Reputation: 97
Note: The crontab.guru links were breaking so I wrapped them in code blocks.
I have a DAG that is to be executed on Mondays at midnight pacific time, 8am UTC, bumped by 1 minute to avoid any overlap issues.
Originally the schedule interval was set as 1 8 */1 * 1
which according to https://crontab.guru/#1_8_*/1_*_1
is "At 08:01 UTC (03:01 EST, 00:01 PST) on every day-of-month if it's on Monday".
However, this caused the DAG to trigger every day at 08:01 UTC; the Monday condition seemed to be ignored.
The schedule interval was updated to the simpler 1 8 * * 1
, which according to https://crontab.guru/#1_8_*_*_1
is "At 08:01 UTC (03:01 EST, 00:01 PST) on Monday".
This stopped the DAG from executing every day, but it did not trigger on 2019-02-18, the first Monday following the update.
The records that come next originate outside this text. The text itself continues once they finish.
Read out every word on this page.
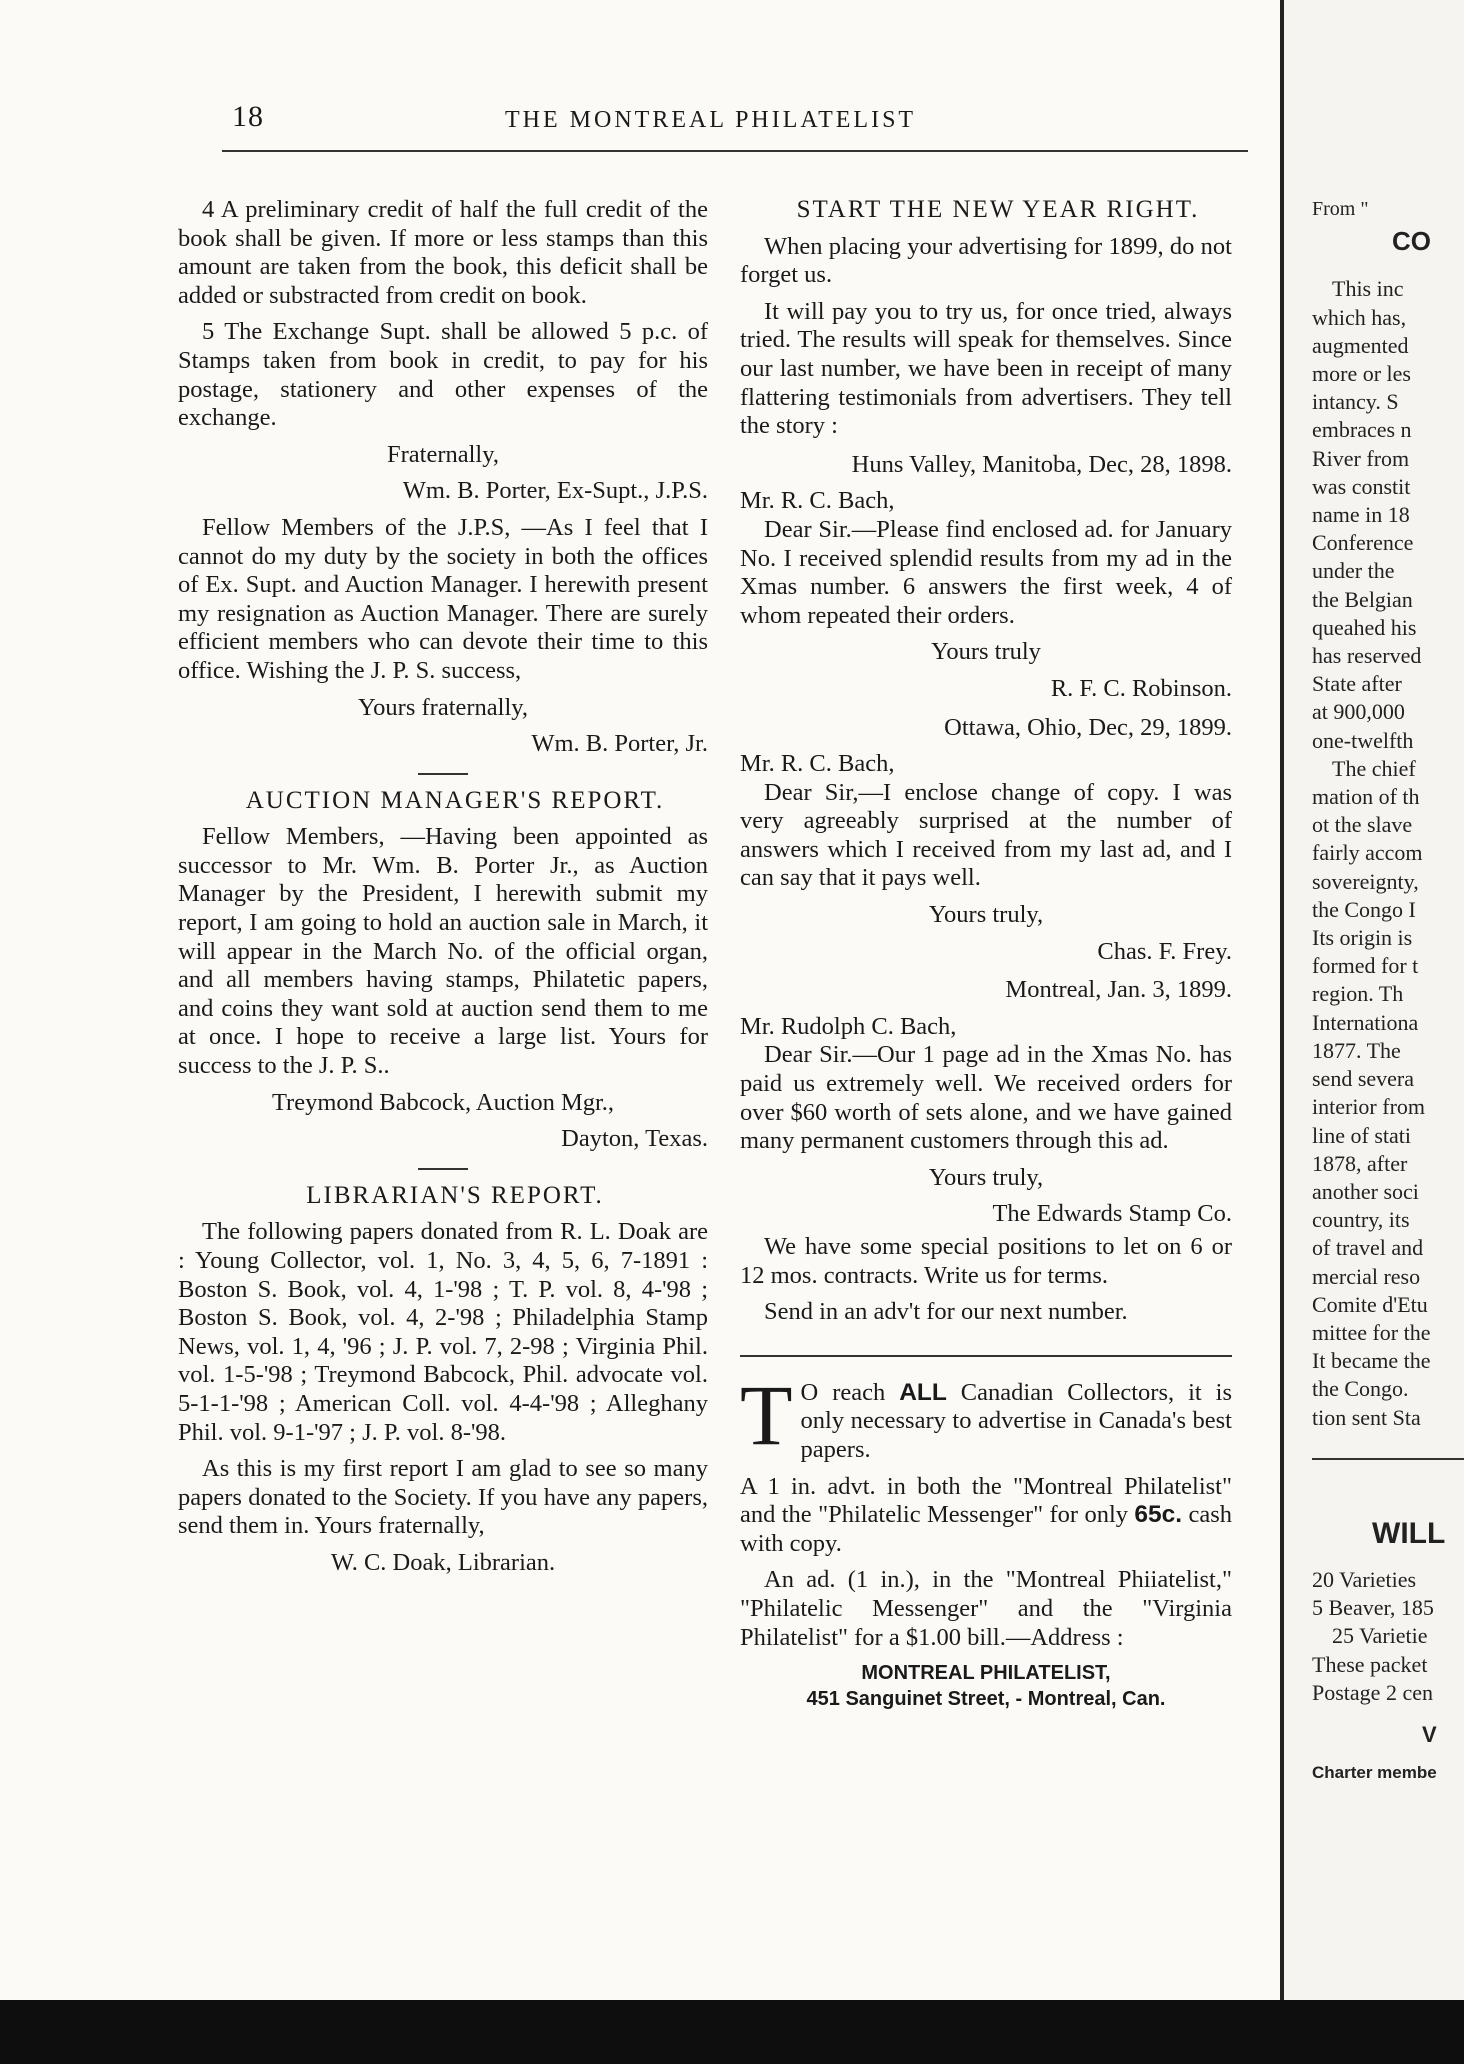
18	THE MONTREAL PHILATELIST

4 A preliminary credit of half the full credit of the book shall be given. If more or less stamps than this amount are taken from the book, this deficit shall be added or substracted from credit on book.

5 The Exchange Supt. shall be allowed 5 p.c. of Stamps taken from book in credit, to pay for his postage, stationery and other expenses of the exchange.

Fraternally,

Wm. B. Porter, Ex-Supt., J.P.S.

Fellow Members of the J.P.S, —As I feel that I cannot do my duty by the society in both the offices of Ex. Supt. and Auction Manager. I herewith present my resignation as Auction Manager. There are surely efficient members who can devote their time to this office. Wishing the J. P. S. success,

Yours fraternally,

Wm. B. Porter, Jr.

AUCTION MANAGER'S REPORT.

Fellow Members, —Having been appointed as successor to Mr. Wm. B. Porter Jr., as Auction Manager by the President, I herewith submit my report, I am going to hold an auction sale in March, it will appear in the March No. of the official organ, and all members having stamps, Philatetic papers, and coins they want sold at auction send them to me at once. I hope to receive a large list. Yours for success to the J. P. S..

Treymond Babcock, Auction Mgr.,

Dayton, Texas.

LIBRARIAN'S REPORT.

The following papers donated from R. L. Doak are : Young Collector, vol. 1, No. 3, 4, 5, 6, 7-1891 : Boston S. Book, vol. 4, 1-'98 ; T. P. vol. 8, 4-'98 ; Boston S. Book, vol. 4, 2-'98 ; Philadelphia Stamp News, vol. 1, 4, '96 ; J. P. vol. 7, 2-98 ; Virginia Phil. vol. 1-5-'98 ; Treymond Babcock, Phil. advocate vol. 5-1-1-'98 ; American Coll. vol. 4-4-'98 ; Alleghany Phil. vol. 9-1-'97 ; J. P. vol. 8-'98.

As this is my first report I am glad to see so many papers donated to the Society. If you have any papers, send them in. Yours fraternally,

W. C. Doak, Librarian.

START THE NEW YEAR RIGHT.

When placing your advertising for 1899, do not forget us.

It will pay you to try us, for once tried, always tried. The results will speak for themselves. Since our last number, we have been in receipt of many flattering testimonials from advertisers. They tell the story :

Huns Valley, Manitoba, Dec, 28, 1898.

Mr. R. C. Bach,

Dear Sir.—Please find enclosed ad. for January No. I received splendid results from my ad in the Xmas number. 6 answers the first week, 4 of whom repeated their orders.

Yours truly

R. F. C. Robinson.

Ottawa, Ohio, Dec, 29, 1899.

Mr. R. C. Bach,

Dear Sir,—I enclose change of copy. I was very agreeably surprised at the number of answers which I received from my last ad, and I can say that it pays well.

Yours truly,

Chas. F. Frey.

Montreal, Jan. 3, 1899.

Mr. Rudolph C. Bach,

Dear Sir.—Our 1 page ad in the Xmas No. has paid us extremely well. We received orders for over $60 worth of sets alone, and we have gained many permanent customers through this ad.

Yours truly,

The Edwards Stamp Co.

We have some special positions to let on 6 or 12 mos. contracts. Write us for terms.

Send in an adv't for our next number.

T O reach ALL Canadian Collectors, it is only necessary to advertise in Canada's best papers.

A 1 in. advt. in both the "Montreal Philatelist" and the "Philatelic Messenger" for only 65c. cash with copy.

An ad. (1 in.), in the "Montreal Phiiatelist," "Philatelic Messenger" and the "Virginia Philatelist" for a $1.00 bill.—Address :

MONTREAL PHILATELIST,

451 Sanguinet Street, - Montreal, Can.

From "

CO

This inc

which has,

augmented

more or les

intancy. S

embraces n

River from

was constit

name in 18

Conference

under the

the Belgian

queahed his

has reserved

State after

at 900,000

one-twelfth

The chief

mation of th

ot the slave

fairly accom

sovereignty,

the Congo I

Its origin is

formed for t

region. Th

Internationa

1877. The

send severa

interior from

line of stati

1878, after

another soci

country, its

of travel and

mercial reso

Comite d'Etu

mittee for the

It became the

the Congo.

tion sent Sta

WILL

20 Varieties

5 Beaver, 185

25 Varietie

These packet

Postage 2 cen

V

Charter membe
I've read some other posts that indicate that the start date might cause this issue, but this task's start date is datetime(2019, 2, 11, 0, 0, 0, 0, pytz.UTC)
, which is two intervals before the 2019-02-18 run date.
Here is the complete DAG/task definition (without imports or specific names):
dag = DAG(
dag_id="dag",
description="dag",
# At 08:01 UTC (03:01 EST, 00:01 PST) on Monday
# (https://crontab.guru/#1_8_*_*_1)
schedule_interval="1 8 * * 1",
catchup=False,
)
task = PythonOperator(
task_id="handle",
provide_context=True,
python_callable=handle,
dag=dag,
retries=2,
retry_delay=timedelta(minutes=15),
start_date=datetime(2019, 2, 11, 0, 0, 0, 0, pytz.UTC),
)
Any idea why this wouldn't have executed after the 2019-02-18 00:01 UTC interval?
Upvotes: 4
Views: 3852
Reputation: 1031
EDIT:
The reason you do not see the run execute on the 18th is you have catchup=False
This will cause the DAG to skip backfill days if they have already passed. If you want to see the DAG fill in the 17th and the 24th you would need to set catchup=True
Airflow DAGs execute at the END of the Schedule Interval, so if your start date is the current Monday and your interval is every Monday, the DAG will not execute for this Monday’s run until the following Monday.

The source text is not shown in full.